Boyles's ploy still has Envirotest fuming. Spokesman Joe McKeon calls the incident "an outrage" and claims Envirotest personnel saw Boyles's mechanic disable one vehicle after it passed the emissions test. "I've listened to his show, and there's not a shred of truth in anything Peter Boyles says about the program," McKeon says. Boyles says he stands by his investigation. "The old test caught those cars," says the talk-show host. "Mr. McKeon's test did not. How am I a liar?"

Critics of centralized testing say there are other far cheaper and more efficient systems for monitoring auto exhaust. The choice of many who resent the EPA's preferred program is "remote sensing," a system invented at the University of Denver that uses an infrared beam to measure levels of carbon monoxide and nitrogen oxides in the tailpipe exhaust of vehicles passing by a roadside station.

"There's far more hard data concerning the merits of remote sensing as a method of cleaning the air than there is for centralized testing," says Glendale mayor Steve Ward, who has served on the Regional Air Quality Council and who formerly headed the governor's Alternative Fuels Task Force. Ward cites research comparing carbon-monoxide reductions in metro areas across the country. Areas where centralized testing was used showed no greater reductions than areas without such testing.

DU chemistry professor Donald Stedman, who developed remote sensing with research scientist Gary Bishop, says the equipment can accurately analyze emissions at a cost of 50 cents per vehicle. Detractors maintain that the device is prone to mistakes due to wind currents, the proximity of vehicles to one another on the road, whether the car is still cold from a recent start, and other variables.

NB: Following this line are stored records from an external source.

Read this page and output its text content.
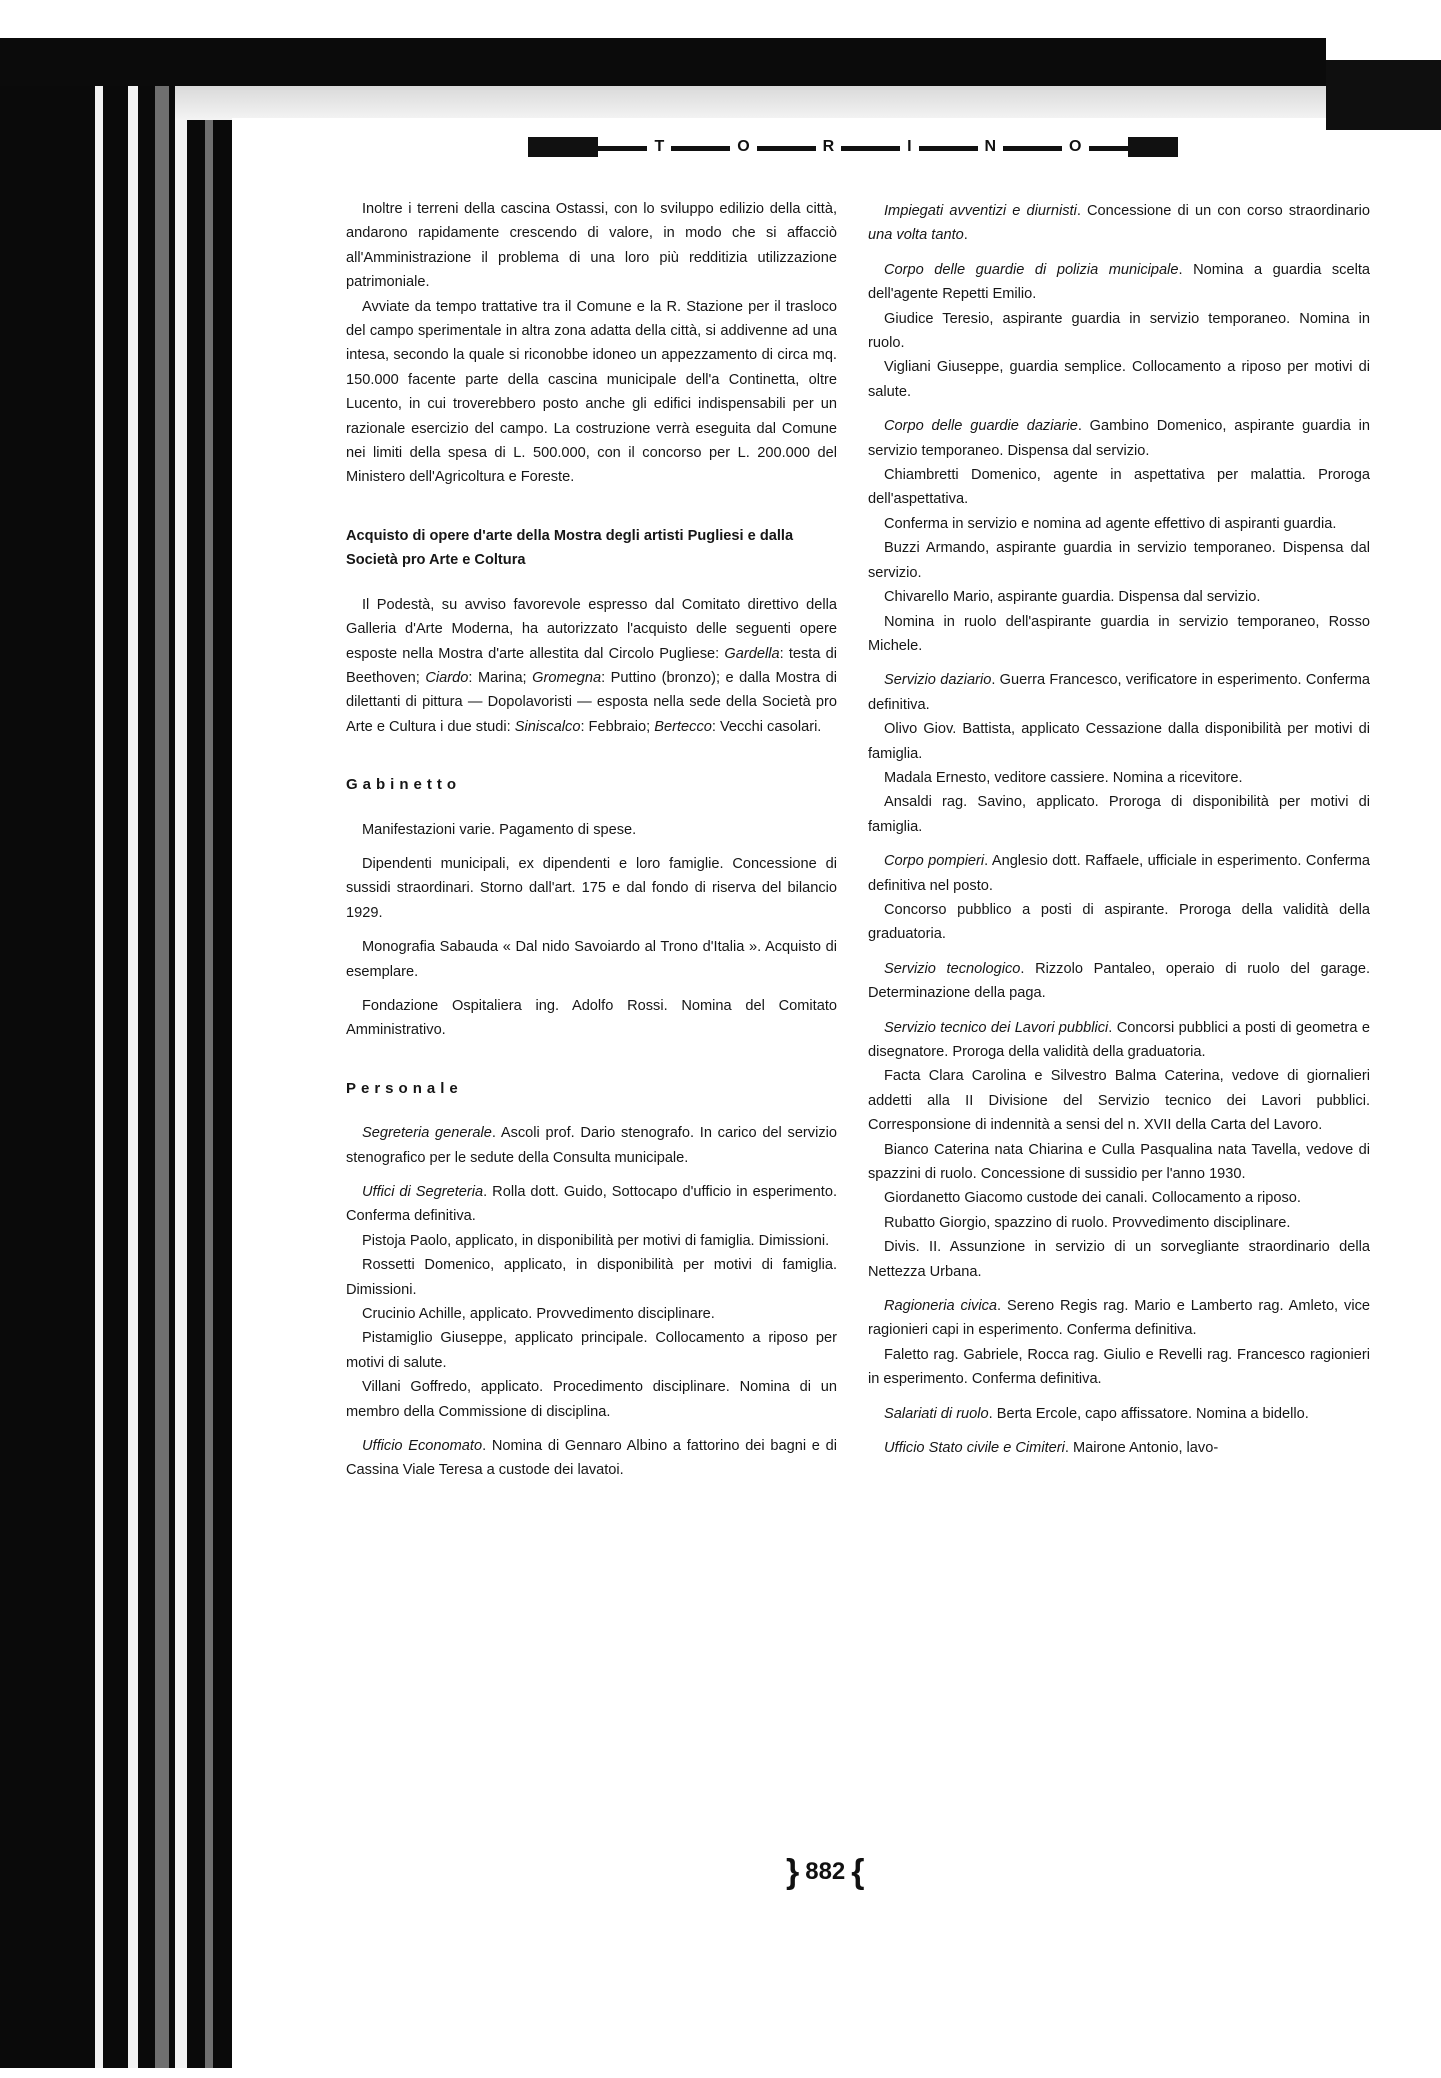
T	O	R	I	N	O

Inoltre i terreni della cascina Ostassi, con lo sviluppo edilizio della città, andarono rapidamente crescendo di valore, in modo che si affacciò all'Amministrazione il problema di una loro più redditizia utilizzazione patrimoniale.

Avviate da tempo trattative tra il Comune e la R. Stazione per il trasloco del campo sperimentale in altra zona adatta della città, si addivenne ad una intesa, secondo la quale si riconobbe idoneo un appezzamento di circa mq. 150.000 facente parte della cascina municipale dell'a Continetta, oltre Lucento, in cui troverebbero posto anche gli edifici indispensabili per un razionale esercizio del campo. La costruzione verrà eseguita dal Comune nei limiti della spesa di L. 500.000, con il concorso per L. 200.000 del Ministero dell'Agricoltura e Foreste.

Acquisto di opere d'arte della Mostra degli artisti Pugliesi e dalla Società pro Arte e Coltura

Il Podestà, su avviso favorevole espresso dal Comitato direttivo della Galleria d'Arte Moderna, ha autorizzato l'acquisto delle seguenti opere esposte nella Mostra d'arte allestita dal Circolo Pugliese: Gardella: testa di Beethoven; Ciardo: Marina; Gromegna: Puttino (bronzo); e dalla Mostra di dilettanti di pittura — Dopolavoristi — esposta nella sede della Società pro Arte e Cultura i due studi: Siniscalco: Febbraio; Bertecco: Vecchi casolari.

Gabinetto

Manifestazioni varie. Pagamento di spese.

Dipendenti municipali, ex dipendenti e loro famiglie. Concessione di sussidi straordinari. Storno dall'art. 175 e dal fondo di riserva del bilancio 1929.

Monografia Sabauda « Dal nido Savoiardo al Trono d'Italia ». Acquisto di esemplare.

Fondazione Ospitaliera ing. Adolfo Rossi. Nomina del Comitato Amministrativo.

Personale

Segreteria generale. Ascoli prof. Dario stenografo. In carico del servizio stenografico per le sedute della Consulta municipale.

Uffici di Segreteria. Rolla dott. Guido, Sottocapo d'ufficio in esperimento. Conferma definitiva.

Pistoja Paolo, applicato, in disponibilità per motivi di famiglia. Dimissioni.

Rossetti Domenico, applicato, in disponibilità per motivi di famiglia. Dimissioni.

Crucinio Achille, applicato. Provvedimento disciplinare.

Pistamiglio Giuseppe, applicato principale. Collocamento a riposo per motivi di salute.

Villani Goffredo, applicato. Procedimento disciplinare. Nomina di un membro della Commissione di disciplina.

Ufficio Economato. Nomina di Gennaro Albino a fattorino dei bagni e di Cassina Viale Teresa a custode dei lavatoi.

Impiegati avventizi e diurnisti. Concessione di un con corso straordinario una volta tanto.

Corpo delle guardie di polizia municipale. Nomina a guardia scelta dell'agente Repetti Emilio.

Giudice Teresio, aspirante guardia in servizio temporaneo. Nomina in ruolo.

Vigliani Giuseppe, guardia semplice. Collocamento a riposo per motivi di salute.

Corpo delle guardie daziarie. Gambino Domenico, aspirante guardia in servizio temporaneo. Dispensa dal servizio.

Chiambretti Domenico, agente in aspettativa per malattia. Proroga dell'aspettativa.

Conferma in servizio e nomina ad agente effettivo di aspiranti guardia.

Buzzi Armando, aspirante guardia in servizio temporaneo. Dispensa dal servizio.

Chivarello Mario, aspirante guardia. Dispensa dal servizio.

Nomina in ruolo dell'aspirante guardia in servizio temporaneo, Rosso Michele.

Servizio daziario. Guerra Francesco, verificatore in esperimento. Conferma definitiva.

Olivo Giov. Battista, applicato Cessazione dalla disponibilità per motivi di famiglia.

Madala Ernesto, veditore cassiere. Nomina a ricevitore.

Ansaldi rag. Savino, applicato. Proroga di disponibilità per motivi di famiglia.

Corpo pompieri. Anglesio dott. Raffaele, ufficiale in esperimento. Conferma definitiva nel posto.

Concorso pubblico a posti di aspirante. Proroga della validità della graduatoria.

Servizio tecnologico. Rizzolo Pantaleo, operaio di ruolo del garage. Determinazione della paga.

Servizio tecnico dei Lavori pubblici. Concorsi pubblici a posti di geometra e disegnatore. Proroga della validità della graduatoria.

Facta Clara Carolina e Silvestro Balma Caterina, vedove di giornalieri addetti alla II Divisione del Servizio tecnico dei Lavori pubblici. Corresponsione di indennità a sensi del n. XVII della Carta del Lavoro.

Bianco Caterina nata Chiarina e Culla Pasqualina nata Tavella, vedove di spazzini di ruolo. Concessione di sussidio per l'anno 1930.

Giordanetto Giacomo custode dei canali. Collocamento a riposo.

Rubatto Giorgio, spazzino di ruolo. Provvedimento disciplinare.

Divis. II. Assunzione in servizio di un sorvegliante straordinario della Nettezza Urbana.

Ragioneria civica. Sereno Regis rag. Mario e Lamberto rag. Amleto, vice ragionieri capi in esperimento. Conferma definitiva.

Faletto rag. Gabriele, Rocca rag. Giulio e Revelli rag. Francesco ragionieri in esperimento. Conferma definitiva.

Salariati di ruolo. Berta Ercole, capo affissatore. Nomina a bidello.

Ufficio Stato civile e Cimiteri. Mairone Antonio, lavo-

} 882 {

The federal Clean Air Act of 1990, however, mandates that Colorado at least study the viability of remote sensing. One study will begin in the metro area this year, says Michael O'Toole of the state health department's air quality control division. Another will gear up in Greeley in 1996.

If those studies point to remote sensing as the wave of the future in emissions testing, Envirotest won't complain too loudly. Chester Davenport's company acquired the rights to Stedman and Bishop's technology last year.